Porous Structure Design Effect on Mechanical Properties

Che-Nan KUO1, Marie-Salomé DUVAL-CHANEAC2, Yu-Lun SU1, Yao-Cheng WU3, Jacob Chih-Ching HUANG3

1Casting Technology Section, Metal Processing R&D Department, Metal Industries Research & Development Centre, Taiwan; 2cole Nationale d'Ingénieurs de Saint-Étienne, France; 3Department of Materials and Optoelectronic Science, National Sun Yat-Sen University, Taiwan

Nowadays, some medical devices such like spine cage, hip cup, or reconstruction mandible are introduced porous structure to promote the integration between bone cell and porous medical device. However, porous structure is to fabricate by traditional process, such as machining or casting. Electron beam additive manufacturing technology is one of the metal 3D printing methods and is able to fabricate such porous structure. In this study, electron beam additive manufacturing technology is introduced to fabricate porous structure with different design. This study explores the design effect of the porous structure on mechanical properties. The results of biocompatibilities, mechanical properties, and microstructure of the EBAM samples are examined and discussed.
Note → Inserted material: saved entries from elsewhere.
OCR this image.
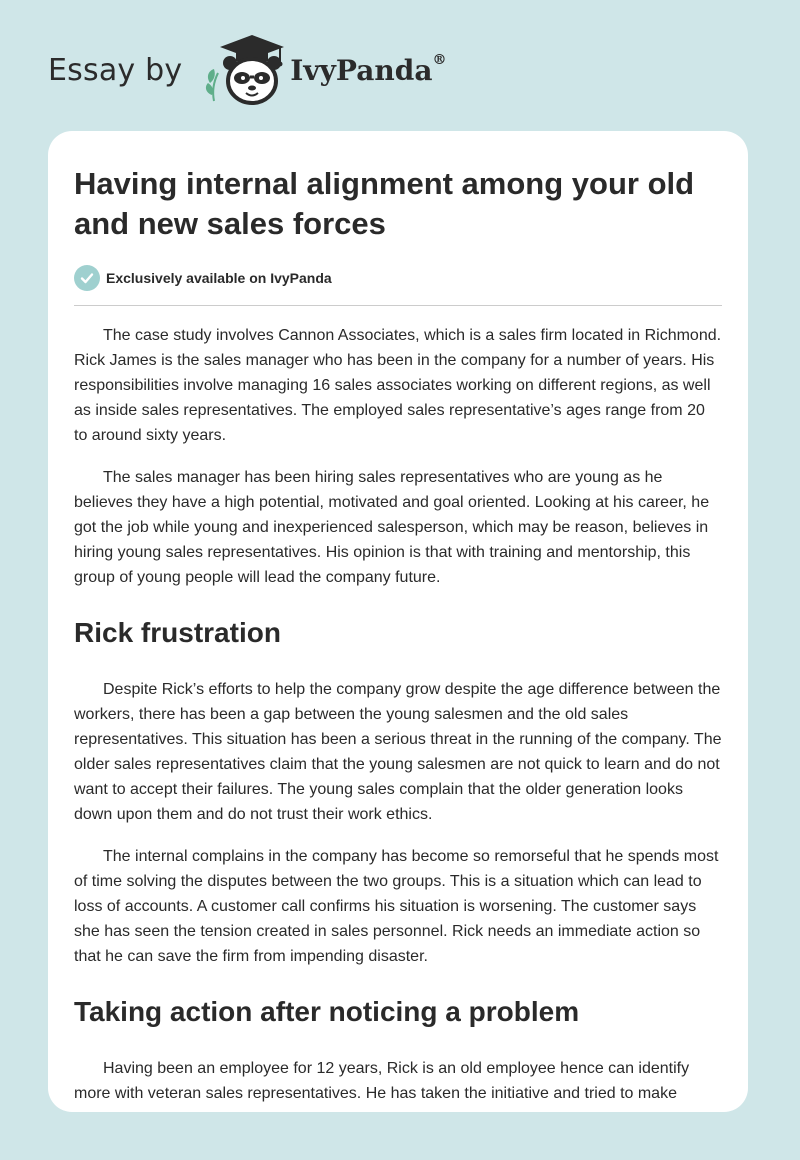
Essay by	IvyPanda®
Having internal alignment among your old and new sales forces
Exclusively available on IvyPanda

The case study involves Cannon Associates, which is a sales firm located in Richmond. Rick James is the sales manager who has been in the company for a number of years. His responsibilities involve managing 16 sales associates working on different regions, as well as inside sales representatives. The employed sales representative’s ages range from 20 to around sixty years.

The sales manager has been hiring sales representatives who are young as he believes they have a high potential, motivated and goal oriented. Looking at his career, he got the job while young and inexperienced salesperson, which may be reason, believes in hiring young sales representatives. His opinion is that with training and mentorship, this group of young people will lead the company future.

Rick frustration

Despite Rick’s efforts to help the company grow despite the age difference between the workers, there has been a gap between the young salesmen and the old sales representatives. This situation has been a serious threat in the running of the company. The older sales representatives claim that the young salesmen are not quick to learn and do not want to accept their failures. The young sales complain that the older generation looks down upon them and do not trust their work ethics.

The internal complains in the company has become so remorseful that he spends most of time solving the disputes between the two groups. This is a situation which can lead to loss of accounts. A customer call confirms his situation is worsening. The customer says she has seen the tension created in sales personnel. Rick needs an immediate action so that he can save the firm from impending disaster.

Taking action after noticing a problem

Having been an employee for 12 years, Rick is an old employee hence can identify more with veteran sales representatives. He has taken the initiative and tried to make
Meanwhile, medical devices were fabricated by this technology, and gradient porous structure was introduced to improve the function of the medical devices as well.

3:15pm - 3:30pm

The Effect of Uni-and Binary Solvent Additives in PTB7:PC61BM Based Solar Cells

Genene Tessema MOLA

University of KwaZulu-Natal, South Africa

The effect of uni-and binary solvent additives on the performance of organic solar cells based on poly{4,6-(2-ethylhexyl-3-fluorothieno [3,4-b]thiophene-2-carboxylate)alt-2,6(4,8-bis(2-ethylhexyloxy)benzo [1,2-b:4,5-b]dithiophene) (PTB7) and [6,6]-phenyl-C61-butyric acid methyl ester (PCBM) was investigated using chloroform host solvent. The use of binary solvents additive was found to be more effective in improving the collection of photo-generated current in thin film organic solar cells (TFOSC). The boiling points of the solvents and their degree of ability to dissolve the fullerene molecules are some of the factors that determines the effect of binary solvents additive. The inclusion of solvent additives in device processing improved the power conversion efficiency of TFOSC which can be attributed to the polymer crystallinity and the formation of favorable phase separated domains for the percolation of free charge carriers. Moreover, the investigations on the charge transport properties suggest that a little reduction in the non-germinate recombination was realized leading to the improved charge extraction in the devices with binary solvents additive compared to those processed without additive solvents.